Cevap: Dava dilekçesi ve ekleri davalılara usulüne uygun olarak tebliğ edilmiştir.
Davalı … Sigorta A.Ş. vekili cevap dilekçesinde özetle; davacının müvekkili şirkete yazılı başvuruda bulunmadan davayı ikame ettiğini, bu nedenle davanın dava şartı yokluğu nedeniyle reddi gerektiğini, kazaya karışan… plakalı aracın müvekkili şirkete trafik sigorta poliçesi ile sigortalı olduğunu, sorumluluğun 290.000,00 TL poliçe limiti ile ve sigortalı araç sürücüsünün kusuru oranında olduğunu, kusur durumunun tespit edilmesi, davacının kalıcı bir sakatlığının tespit edilmesi, sağlık kurulu raporlarının yönetmeliğe uygun olarak düzenlenmesi gerektiğini, tedavi gideri bedelinden müvekkili şirketin sorumlu olmadığını, sorumluluğun …’ya ait olduğunu, avans faizi talebinin haksız, hükmedilmesi gereken faizin yasal faiz olduğu diğer hususlarla birlikte belirtilerek davanın reddine, yargılama harç ve giderleri ile vekâlet ücretinin davacıya tahmiline karar verilmesini talep etmiştir.
Davalı Sosyal Güvenlik Kurumu Başkanlığı vekili cevap dilekçesinde özetle; dava açılmadan önce kuruma müracaat zorunluluğu getirildiğini, dava şartı noksanlığı nedeniyle davanın reddi gerektiğini, davaya bakmakla görevli mahkemenin İş Mahkemeleri olduğunu, trafik kazası nedeniyle sunulan sağlık hizmet bedellerinin (tedavi, tıbbi malzeme, ilaç, refakatçi, yol giderleri) Sağlık Uygulama Tebliği (SUT) kapsamında kurum tarafından karşılandığını, iş göremezlik ve bakıcı giderleri gibi kurumca karşılanmayan talepler için sigorta şirketlerinin sorumluluklarının devam ettiğini, davacının herhangi bir başvurusuna ve ödeme bilgisine rastlanılmadığını, müvekkili kurum tarafından mevzuat çerçevesinde tedavi giderlerinin karşılanmış olduğu diğer hususlarla birlikte belirtilerek davanın reddine, yargılama giderleri ve vekâlet ücretinin karşı tarafa yükletilmesine diğer hususlarla birlikte karar verilmesi talep etmiştir.

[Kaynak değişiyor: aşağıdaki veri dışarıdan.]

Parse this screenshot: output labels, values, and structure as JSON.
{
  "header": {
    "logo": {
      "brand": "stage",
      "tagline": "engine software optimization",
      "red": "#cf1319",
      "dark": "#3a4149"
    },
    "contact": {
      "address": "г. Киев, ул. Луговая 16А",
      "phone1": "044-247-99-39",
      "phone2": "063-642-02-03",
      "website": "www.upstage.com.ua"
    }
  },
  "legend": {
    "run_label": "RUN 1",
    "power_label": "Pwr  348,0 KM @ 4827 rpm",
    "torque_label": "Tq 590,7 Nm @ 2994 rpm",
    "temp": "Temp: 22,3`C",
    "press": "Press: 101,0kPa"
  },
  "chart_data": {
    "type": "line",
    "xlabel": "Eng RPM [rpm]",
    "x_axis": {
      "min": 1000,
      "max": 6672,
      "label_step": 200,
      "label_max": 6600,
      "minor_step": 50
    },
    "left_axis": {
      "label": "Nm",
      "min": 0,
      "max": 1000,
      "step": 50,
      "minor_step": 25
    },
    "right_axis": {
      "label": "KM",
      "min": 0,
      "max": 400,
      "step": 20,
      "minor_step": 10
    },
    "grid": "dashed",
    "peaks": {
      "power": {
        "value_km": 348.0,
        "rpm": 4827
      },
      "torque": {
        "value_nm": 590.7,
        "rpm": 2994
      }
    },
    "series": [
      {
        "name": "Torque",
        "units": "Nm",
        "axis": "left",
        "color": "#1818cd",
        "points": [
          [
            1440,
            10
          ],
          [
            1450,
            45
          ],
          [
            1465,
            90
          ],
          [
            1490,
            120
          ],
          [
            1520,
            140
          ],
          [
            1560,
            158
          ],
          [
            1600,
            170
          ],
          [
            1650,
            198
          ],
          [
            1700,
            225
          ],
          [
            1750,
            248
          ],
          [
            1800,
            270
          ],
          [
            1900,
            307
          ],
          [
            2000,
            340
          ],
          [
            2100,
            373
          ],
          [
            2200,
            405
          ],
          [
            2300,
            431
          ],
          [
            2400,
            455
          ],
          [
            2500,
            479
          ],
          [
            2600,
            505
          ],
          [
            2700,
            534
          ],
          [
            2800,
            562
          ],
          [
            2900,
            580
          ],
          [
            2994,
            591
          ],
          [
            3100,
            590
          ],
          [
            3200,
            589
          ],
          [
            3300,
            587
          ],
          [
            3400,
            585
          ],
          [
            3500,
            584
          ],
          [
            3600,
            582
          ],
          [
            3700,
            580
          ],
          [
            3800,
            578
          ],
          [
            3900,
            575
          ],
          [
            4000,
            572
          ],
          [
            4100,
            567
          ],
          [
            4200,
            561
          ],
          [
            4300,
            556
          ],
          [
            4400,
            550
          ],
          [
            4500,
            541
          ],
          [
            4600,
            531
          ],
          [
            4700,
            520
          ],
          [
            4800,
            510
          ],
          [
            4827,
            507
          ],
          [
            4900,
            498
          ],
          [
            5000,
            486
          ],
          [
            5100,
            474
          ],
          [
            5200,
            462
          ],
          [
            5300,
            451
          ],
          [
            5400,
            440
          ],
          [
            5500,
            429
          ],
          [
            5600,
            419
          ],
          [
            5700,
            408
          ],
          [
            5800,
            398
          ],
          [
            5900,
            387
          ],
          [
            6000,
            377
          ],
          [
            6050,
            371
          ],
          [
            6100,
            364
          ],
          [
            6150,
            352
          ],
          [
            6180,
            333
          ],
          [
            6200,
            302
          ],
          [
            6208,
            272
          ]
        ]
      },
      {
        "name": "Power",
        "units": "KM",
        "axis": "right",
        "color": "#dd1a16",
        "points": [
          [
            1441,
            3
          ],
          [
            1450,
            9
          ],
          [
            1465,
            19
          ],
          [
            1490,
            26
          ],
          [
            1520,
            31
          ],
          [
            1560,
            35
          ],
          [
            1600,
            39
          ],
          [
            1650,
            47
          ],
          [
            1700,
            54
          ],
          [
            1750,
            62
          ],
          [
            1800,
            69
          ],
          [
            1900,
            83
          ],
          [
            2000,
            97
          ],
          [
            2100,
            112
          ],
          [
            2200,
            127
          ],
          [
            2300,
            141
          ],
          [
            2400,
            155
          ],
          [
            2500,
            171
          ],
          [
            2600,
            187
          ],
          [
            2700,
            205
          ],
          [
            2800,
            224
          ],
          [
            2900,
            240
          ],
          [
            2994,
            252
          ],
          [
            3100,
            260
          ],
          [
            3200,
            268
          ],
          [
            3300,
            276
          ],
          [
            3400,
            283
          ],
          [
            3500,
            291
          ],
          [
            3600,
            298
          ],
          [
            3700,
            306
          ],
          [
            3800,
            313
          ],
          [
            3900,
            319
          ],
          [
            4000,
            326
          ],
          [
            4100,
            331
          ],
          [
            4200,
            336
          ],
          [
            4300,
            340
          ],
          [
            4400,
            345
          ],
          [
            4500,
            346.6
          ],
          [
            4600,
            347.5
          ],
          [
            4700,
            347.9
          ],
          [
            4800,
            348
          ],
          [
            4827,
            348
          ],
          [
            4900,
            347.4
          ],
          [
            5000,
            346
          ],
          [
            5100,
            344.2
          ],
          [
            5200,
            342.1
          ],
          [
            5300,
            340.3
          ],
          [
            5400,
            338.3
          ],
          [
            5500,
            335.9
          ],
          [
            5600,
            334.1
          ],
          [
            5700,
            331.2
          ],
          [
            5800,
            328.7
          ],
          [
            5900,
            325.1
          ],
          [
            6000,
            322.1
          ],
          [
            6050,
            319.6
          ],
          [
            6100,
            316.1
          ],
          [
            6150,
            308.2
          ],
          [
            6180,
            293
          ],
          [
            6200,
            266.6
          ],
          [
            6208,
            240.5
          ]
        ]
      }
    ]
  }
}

Davalı … A.Ş. vekili cevap dilekçesinde özetle; müvekkili hastanenin tedavi ücretini fazladan aldığına dair beyanların kabulünün mümkün olmadığını, taleplerin …’ya iletilmesi gerektiğini, husumetten davanın reddini talep ettiklerini, görevli mahkemenin Asliye Hukuk Mahkemeleri olduğunu, müvekkili hastane tarafından davacıya kesilen faturaların SUT ilgili maddelerine uygun olduğu ve anılan maddelere istinaden düzenlendiğini, müvekkilinin hak etmediği bir ücretlendirmede bulunmadığını, bedellerinin iadesinin hukuka aykırılık teşkil ettiğini, müvekkili şirketin alınan hizmet bedelini iade yükümlülüğü bulunmadığını, iadesi talep edilen fatura bedellerini sebebiyle … tarafından müvekkili şirkete cezai şart uygulandığı diğer hususlarla birikte belirtilerek davanın reddine, yargılama giderleri ve ücreti vekâletin davacı tarafa tahmiline karar verilmesini talep etmiştir.
Delillerin Değerlendirilmesi, Davanın Hukuki Niteliği ve Gerekçe ;
… Cumhuriyet Başsavcılığı’nın … sayılı soruşturma dosyası, ZMMS poliçesi ve hasar dosyası, kazaya karışan aracın ruhsat örneği, davacının trafik kazası nedeniyle görmüş olduğu tıbbi tedavilere yönelik tüm hastane kayıtları, tedavi gideri belgeleri, emsal ücret araştırmasına yönelik yazı cevapları, sosyal ve ekonomik durum araştırması, adli tıp raporu, kusur raporu celp edilmiş incelenmiştir.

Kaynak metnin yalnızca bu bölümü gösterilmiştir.